Démentis et réponses militaires américaines
Les autorités militaires américaines ont rapidement rejeté ces allégations. Le capitaine de la marine Tim Hawkins a qualifié les déclarations iraniennes de mensonges destinés à tromper l’opinion publique. Un porte-parole du Commandement central américain (CENTCOM) a repris ce démenti en déclarant que les assertions du régime iranien étaient fausses et conçues pour propager la désinformation. Les faits rapportés par Washington insistent sur l’absence d’information confirmant des captures de soldats américains.
Chronologie des frappes et bilan des militaires tués
Le conflit a débuté le 28 février, après une attaque conjointe des États-Unis et d’Israël, et a rapidement provoqué des ripostes. Au moins six membres des forces armées américaines ont été tués le 1er mars lors d’une frappe de drone iranien sur un port du Koweït. L’armée a identifié les militaires décédés comme Declan Cody, Jeffrey O’Brien, Cody Khork, Noah Tietjens, Nicole Amor et Robert Marzan. Les corps ont été rapatriés aux États-Unis et une cérémonie de transfert digne a eu lieu à la base aérienne de Dover. L’événement a été commenté publiquement par le président Donald Trump, qui a qualifié la journée de « très triste » tout en se déclarant optimiste quant à l’avancement de la campagne militaire.
Bilan civil et accusations croisées sur des frappes
Les agences iraniennes ont publié des bilans humains élevés : l’agence Tasnim a rapporté qu’environ 1 332 personnes avaient été tuées depuis le début du conflit, incluant près de 180 enfants tués lors d’une frappe visant une école à Minab, dans le sud-est de l’Iran. Une analyse du New York Times suggère que l’école a été touchée par une frappe américaine, tandis que le président Trump a accusé l’Iran lors de déclarations publiques. Ces accusations croisées illustrent la difficulté de parvenir à des constats indépendants et alimentent la confusion sur le terrain et dans la communication officielle.

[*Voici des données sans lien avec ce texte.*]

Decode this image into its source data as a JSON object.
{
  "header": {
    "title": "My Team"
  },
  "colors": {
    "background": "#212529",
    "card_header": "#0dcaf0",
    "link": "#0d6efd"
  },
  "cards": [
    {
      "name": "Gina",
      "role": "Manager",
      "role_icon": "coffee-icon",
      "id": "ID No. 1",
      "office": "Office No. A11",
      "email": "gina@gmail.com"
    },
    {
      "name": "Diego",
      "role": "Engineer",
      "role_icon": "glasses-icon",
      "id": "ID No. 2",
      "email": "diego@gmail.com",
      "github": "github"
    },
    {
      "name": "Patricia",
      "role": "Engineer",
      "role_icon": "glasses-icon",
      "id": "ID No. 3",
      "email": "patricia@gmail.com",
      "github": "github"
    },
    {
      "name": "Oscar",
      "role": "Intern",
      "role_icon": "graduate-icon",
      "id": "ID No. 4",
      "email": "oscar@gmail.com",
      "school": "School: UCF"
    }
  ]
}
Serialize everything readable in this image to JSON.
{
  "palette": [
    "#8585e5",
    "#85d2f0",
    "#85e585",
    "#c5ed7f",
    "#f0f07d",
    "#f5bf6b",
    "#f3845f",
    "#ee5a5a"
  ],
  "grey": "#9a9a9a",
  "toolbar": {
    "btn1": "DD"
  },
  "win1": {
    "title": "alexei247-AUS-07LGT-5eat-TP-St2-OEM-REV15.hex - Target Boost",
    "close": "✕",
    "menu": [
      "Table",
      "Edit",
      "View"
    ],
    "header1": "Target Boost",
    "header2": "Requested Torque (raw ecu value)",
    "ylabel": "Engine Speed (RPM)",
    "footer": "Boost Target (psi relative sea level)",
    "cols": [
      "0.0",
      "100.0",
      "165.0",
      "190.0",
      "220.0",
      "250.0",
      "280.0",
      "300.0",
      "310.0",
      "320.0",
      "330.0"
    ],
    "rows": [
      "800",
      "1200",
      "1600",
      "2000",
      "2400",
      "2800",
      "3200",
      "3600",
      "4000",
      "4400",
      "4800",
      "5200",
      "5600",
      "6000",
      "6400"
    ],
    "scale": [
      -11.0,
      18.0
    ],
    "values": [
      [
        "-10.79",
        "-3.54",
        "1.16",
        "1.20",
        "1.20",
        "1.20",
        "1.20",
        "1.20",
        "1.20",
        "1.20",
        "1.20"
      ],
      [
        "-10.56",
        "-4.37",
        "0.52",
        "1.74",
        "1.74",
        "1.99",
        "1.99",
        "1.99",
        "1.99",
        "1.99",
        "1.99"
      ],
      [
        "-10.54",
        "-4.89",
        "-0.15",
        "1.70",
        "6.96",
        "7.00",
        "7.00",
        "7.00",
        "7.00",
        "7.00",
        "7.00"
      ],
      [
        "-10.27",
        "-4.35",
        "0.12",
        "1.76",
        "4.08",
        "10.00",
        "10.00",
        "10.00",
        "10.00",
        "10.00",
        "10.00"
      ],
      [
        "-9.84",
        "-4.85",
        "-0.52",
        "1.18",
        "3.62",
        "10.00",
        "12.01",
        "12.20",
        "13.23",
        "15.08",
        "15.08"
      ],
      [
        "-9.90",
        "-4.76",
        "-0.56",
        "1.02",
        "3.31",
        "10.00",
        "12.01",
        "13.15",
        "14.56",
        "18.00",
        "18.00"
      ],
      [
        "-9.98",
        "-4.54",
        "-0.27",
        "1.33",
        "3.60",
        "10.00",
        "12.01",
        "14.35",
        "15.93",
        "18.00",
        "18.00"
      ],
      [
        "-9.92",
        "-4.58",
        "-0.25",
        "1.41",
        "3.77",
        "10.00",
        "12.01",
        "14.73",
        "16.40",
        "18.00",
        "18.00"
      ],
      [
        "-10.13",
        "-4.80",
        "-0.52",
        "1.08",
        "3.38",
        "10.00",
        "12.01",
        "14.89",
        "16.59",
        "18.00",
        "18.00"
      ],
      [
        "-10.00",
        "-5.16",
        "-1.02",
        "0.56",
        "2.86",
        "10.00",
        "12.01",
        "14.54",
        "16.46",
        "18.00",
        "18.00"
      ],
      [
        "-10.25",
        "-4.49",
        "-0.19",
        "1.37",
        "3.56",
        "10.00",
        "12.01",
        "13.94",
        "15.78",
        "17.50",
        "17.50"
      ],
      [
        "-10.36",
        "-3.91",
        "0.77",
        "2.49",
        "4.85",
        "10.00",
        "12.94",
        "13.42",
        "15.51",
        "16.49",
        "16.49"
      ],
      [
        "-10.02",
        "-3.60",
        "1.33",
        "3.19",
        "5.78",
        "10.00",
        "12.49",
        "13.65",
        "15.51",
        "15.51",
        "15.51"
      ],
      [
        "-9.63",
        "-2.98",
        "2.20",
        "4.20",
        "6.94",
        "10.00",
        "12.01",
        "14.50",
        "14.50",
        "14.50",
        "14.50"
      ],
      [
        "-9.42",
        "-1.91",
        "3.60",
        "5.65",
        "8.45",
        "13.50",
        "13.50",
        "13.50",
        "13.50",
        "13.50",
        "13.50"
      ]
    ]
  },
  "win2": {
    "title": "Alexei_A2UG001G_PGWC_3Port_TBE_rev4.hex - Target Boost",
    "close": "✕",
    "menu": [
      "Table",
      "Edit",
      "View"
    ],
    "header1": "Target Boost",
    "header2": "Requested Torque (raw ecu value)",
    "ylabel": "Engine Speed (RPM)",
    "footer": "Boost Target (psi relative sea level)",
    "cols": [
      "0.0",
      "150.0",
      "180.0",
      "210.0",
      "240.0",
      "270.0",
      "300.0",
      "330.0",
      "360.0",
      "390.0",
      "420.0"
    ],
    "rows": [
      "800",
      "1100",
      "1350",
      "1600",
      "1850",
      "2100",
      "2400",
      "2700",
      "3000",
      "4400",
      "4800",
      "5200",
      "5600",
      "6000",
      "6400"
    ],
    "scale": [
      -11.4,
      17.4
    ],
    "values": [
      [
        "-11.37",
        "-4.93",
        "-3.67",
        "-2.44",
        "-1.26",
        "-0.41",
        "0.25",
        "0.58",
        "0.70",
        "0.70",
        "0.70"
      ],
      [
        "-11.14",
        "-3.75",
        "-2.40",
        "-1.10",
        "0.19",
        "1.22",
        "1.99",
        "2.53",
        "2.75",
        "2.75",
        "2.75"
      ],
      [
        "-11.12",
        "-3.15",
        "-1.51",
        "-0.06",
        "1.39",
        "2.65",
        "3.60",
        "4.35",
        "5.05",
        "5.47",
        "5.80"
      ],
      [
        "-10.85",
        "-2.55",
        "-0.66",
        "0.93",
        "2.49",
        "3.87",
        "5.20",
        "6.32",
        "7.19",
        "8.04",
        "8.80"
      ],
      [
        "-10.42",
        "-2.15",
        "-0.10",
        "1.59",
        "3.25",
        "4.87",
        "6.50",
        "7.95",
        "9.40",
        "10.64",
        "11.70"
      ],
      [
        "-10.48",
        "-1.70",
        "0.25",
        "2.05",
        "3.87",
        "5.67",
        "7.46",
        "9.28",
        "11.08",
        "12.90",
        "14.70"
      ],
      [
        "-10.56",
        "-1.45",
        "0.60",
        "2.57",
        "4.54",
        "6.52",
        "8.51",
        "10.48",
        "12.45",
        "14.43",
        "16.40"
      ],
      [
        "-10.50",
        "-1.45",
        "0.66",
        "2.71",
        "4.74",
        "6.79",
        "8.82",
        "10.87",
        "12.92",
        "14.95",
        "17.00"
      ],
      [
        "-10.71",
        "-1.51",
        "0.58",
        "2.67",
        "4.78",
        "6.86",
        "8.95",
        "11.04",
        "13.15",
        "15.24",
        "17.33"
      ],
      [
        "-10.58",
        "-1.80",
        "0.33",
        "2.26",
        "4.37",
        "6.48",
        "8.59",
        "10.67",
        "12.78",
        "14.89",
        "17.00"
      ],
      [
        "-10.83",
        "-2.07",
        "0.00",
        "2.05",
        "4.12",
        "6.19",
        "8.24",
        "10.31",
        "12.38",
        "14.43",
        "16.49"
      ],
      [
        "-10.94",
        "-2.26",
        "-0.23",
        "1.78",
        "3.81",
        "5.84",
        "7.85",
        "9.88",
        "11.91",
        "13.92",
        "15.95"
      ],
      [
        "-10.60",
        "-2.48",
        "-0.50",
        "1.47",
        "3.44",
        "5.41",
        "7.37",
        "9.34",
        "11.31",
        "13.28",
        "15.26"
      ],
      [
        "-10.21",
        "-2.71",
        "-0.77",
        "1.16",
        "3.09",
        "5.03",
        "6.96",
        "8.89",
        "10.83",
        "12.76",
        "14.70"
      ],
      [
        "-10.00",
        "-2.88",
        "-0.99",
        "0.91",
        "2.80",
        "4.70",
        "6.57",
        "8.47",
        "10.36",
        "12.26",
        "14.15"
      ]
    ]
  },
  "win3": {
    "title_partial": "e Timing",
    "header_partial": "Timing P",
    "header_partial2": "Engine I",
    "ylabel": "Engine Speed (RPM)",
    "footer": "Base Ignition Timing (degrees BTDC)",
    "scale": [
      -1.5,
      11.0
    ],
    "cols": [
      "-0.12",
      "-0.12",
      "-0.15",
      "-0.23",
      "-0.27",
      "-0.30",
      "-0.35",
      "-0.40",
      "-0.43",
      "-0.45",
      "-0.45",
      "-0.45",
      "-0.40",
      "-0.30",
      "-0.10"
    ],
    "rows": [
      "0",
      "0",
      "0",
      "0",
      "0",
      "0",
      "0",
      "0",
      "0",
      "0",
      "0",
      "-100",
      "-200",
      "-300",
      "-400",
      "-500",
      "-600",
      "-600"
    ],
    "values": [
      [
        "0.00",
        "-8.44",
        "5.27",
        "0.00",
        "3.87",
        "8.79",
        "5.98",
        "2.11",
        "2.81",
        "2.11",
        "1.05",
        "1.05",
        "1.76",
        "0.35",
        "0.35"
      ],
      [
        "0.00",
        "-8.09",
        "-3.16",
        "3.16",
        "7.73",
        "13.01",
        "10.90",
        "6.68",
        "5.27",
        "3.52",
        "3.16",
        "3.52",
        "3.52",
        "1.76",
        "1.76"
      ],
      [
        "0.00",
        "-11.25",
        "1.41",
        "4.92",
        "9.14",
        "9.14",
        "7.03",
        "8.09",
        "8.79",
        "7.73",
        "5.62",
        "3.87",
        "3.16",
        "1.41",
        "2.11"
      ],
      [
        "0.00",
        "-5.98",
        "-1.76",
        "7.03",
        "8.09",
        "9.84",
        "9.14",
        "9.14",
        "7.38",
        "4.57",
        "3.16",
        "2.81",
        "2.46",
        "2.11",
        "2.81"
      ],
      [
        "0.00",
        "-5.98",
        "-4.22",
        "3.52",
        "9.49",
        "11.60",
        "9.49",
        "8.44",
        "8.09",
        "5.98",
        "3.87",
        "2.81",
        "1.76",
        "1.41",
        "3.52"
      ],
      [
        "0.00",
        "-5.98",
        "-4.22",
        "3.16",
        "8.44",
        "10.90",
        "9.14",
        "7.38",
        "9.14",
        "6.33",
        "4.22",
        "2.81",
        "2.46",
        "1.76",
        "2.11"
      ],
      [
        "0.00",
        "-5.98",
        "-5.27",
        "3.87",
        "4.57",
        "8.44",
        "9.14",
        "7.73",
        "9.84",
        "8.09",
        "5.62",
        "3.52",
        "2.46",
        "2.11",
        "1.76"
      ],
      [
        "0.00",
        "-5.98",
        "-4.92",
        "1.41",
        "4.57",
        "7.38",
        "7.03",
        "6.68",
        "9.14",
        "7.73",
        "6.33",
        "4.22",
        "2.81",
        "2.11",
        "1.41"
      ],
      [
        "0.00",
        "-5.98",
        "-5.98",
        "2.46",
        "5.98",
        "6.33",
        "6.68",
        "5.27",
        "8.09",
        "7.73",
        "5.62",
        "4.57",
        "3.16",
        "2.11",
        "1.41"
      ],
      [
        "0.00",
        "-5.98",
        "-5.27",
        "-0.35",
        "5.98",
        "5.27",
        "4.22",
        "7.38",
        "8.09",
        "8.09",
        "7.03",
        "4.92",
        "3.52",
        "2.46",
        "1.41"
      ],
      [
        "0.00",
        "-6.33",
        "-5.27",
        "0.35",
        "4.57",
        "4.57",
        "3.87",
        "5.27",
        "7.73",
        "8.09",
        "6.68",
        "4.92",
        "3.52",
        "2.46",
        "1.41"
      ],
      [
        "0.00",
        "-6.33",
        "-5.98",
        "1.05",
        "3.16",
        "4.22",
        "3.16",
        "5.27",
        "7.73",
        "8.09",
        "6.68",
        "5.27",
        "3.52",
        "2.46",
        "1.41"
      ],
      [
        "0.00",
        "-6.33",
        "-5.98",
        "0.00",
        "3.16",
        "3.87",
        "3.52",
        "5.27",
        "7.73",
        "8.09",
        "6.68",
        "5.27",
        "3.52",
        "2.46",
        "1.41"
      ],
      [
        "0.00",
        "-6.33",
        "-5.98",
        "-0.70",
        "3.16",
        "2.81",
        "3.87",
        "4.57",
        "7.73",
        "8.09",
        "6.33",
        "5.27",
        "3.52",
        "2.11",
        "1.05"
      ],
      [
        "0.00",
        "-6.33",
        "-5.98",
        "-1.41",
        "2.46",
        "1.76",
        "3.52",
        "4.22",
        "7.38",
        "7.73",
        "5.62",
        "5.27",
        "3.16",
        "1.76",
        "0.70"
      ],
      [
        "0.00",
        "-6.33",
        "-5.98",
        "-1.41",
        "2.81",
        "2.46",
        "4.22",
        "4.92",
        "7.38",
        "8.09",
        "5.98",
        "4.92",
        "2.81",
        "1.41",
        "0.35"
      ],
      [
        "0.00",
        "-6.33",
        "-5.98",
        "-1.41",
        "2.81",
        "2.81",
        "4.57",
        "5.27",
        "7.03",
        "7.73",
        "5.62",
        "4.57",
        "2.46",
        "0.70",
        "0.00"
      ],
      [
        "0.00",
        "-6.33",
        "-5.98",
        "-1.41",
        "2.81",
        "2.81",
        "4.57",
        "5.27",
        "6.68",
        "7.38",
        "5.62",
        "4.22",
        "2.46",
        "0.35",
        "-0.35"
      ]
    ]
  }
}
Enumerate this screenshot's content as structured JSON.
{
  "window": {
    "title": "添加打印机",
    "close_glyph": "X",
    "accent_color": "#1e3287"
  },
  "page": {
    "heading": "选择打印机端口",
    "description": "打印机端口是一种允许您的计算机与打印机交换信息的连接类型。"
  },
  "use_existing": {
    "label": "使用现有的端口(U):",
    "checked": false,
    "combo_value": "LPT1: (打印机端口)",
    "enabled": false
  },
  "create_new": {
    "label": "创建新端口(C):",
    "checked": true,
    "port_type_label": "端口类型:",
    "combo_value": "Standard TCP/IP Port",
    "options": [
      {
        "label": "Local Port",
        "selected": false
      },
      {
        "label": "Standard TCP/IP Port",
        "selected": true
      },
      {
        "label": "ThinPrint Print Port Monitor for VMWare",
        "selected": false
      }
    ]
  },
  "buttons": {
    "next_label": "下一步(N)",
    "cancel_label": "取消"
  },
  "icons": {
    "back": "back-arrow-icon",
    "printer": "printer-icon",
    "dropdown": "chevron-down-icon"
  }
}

Déclarations de la Maison Blanche et perspectives opérationnelles
La présidence américaine a qualifié la campagne militaire « Opération Epic Fury ». Le président Trump, présent entre sa résidence en Floride et la base de Dover, a indiqué ne pas exclure l’envoi de troupes au sol en Iran, refusant de s’engager formellement pour ou contre lors d’une interview au New York Post. Le secrétaire à la Défense et d’autres responsables ont averti que le nombre de victimes américaines pourrait augmenter, et que le conflit pourrait durer plusieurs semaines selon les estimations avancées par l’administration, qui évoque une durée possible de quatre à cinq semaines.
Réactions politiques et divisions au sein de la base conservatrice
La guerre a provoqué des divisions au sein de la base MAGA et parmi les figures conservatrices pro-Trump. Des personnalités comme Megyn Kelly ont exprimé leur étonnement et leur désapprobation face à une nouvelle offensive militaire. L’ancienne députée Marjorie Taylor Greene a accusé l’administration de trahir les promesses de campagne axées sur le non-interventionnisme et la priorité aux intérêts américains. Ces critiques mettent en lumière un malaise croissant parmi certains électeurs conservateurs qui avaient soutenu la promesse de « pas de guerres sans fin ».
Opinion publique américaine et rejet du conflit
Un sondage mené par NPR, PBS et le cabinet Marist auprès de 1 591 adultes a montré que 56 % des personnes interrogées désapprouvaient le conflit. Les analystes de l’opinion relèvent que la guerre est largement impopulaire et que la majorité des Américains perçoit le conflit comme difficilement soutenable en termes de pertes humaines potentielles. Ce rejet public crée une pression politique sur l’administration et nourrit les débats au Congrès et dans les médias.
Le maintien d’informations contradictoires — allégations iraniennes de captures, démentis américains, bilans civils tragiques et déclarations présidentielles variables — accroît l’incertitude autour de l’évolution du conflit et des décisions stratégiques à venir.